En plus d’entamer l’écriture de son quatrième album avant même que ne soit lancé le troisième, Yann Perreau s’entraîne afin de participer au Marathon d’Ottawa, qui aura lieu en mai.

"Certains de mes plus beaux flashs, je les ai eus en allant jogger", relate-t-il.

La chose pourrait étonner, ou du moins elle détonne, puisque l’image que dégage Perreau en est une de fêtard, d’oiseau de nuit dont l’unique source de lumière est celle des projecteurs.

Ce qui est loin de la réalité. "Je me suis sorti de moments où je n’allais pas bien grâce à des musiques, des livres, des spectacles, des films. Ma psychothérapie, c’est ça, et c’est aussi le sport. Pour moi, le sport, c’est une forme d’hygiène. Corporelle et mentale. Plus tu vides ton réservoir, plus tu agrandis ta capacité à amasser de l’énergie. C’est concret, c’est vrai."

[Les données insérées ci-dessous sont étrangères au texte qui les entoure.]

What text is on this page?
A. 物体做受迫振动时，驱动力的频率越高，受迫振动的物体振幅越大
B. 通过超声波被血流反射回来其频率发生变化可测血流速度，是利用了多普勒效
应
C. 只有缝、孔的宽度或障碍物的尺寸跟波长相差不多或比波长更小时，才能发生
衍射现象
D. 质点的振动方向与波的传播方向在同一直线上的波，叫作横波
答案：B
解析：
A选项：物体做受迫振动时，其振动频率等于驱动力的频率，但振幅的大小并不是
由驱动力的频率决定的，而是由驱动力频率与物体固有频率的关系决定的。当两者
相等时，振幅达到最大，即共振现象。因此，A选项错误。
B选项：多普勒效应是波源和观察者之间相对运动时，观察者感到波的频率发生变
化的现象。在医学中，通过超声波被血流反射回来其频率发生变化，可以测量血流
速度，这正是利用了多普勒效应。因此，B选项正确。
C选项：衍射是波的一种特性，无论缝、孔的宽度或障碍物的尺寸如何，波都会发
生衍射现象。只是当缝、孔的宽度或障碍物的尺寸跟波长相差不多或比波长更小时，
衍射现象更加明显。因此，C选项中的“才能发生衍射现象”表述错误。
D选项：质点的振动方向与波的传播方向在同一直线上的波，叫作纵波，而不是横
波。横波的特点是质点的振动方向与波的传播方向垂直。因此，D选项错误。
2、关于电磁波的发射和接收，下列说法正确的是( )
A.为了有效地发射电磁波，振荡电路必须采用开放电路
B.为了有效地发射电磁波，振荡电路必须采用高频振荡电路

"Et en même temps, ce n’est jamais du temps perdu. En marchant ou en joggant, j’ai écrit quelques chansons dont je suis fier, et qui me donnent à nouveau la liberté de jouir de mon temps comme je le fais. L’autre jour, j’écoutais Judi Richards raconter à Tout le monde en parle qu’elle pensait que son chum était paresseux, puis qu’elle s’était finalement rendu compte que lorsqu’il avait l’air de ne rien faire, en fait, il réfléchissait. Hey, c’est Yvon Deschamps, qui a écrit les plus beaux monologues. C’est comme ça: il y en a parmi nous qui ont besoin de ça. On a peut-être l’air de glander, de perdre notre temps, mais en réalité, on ne cesse jamais de chercher une manière de toucher les gens."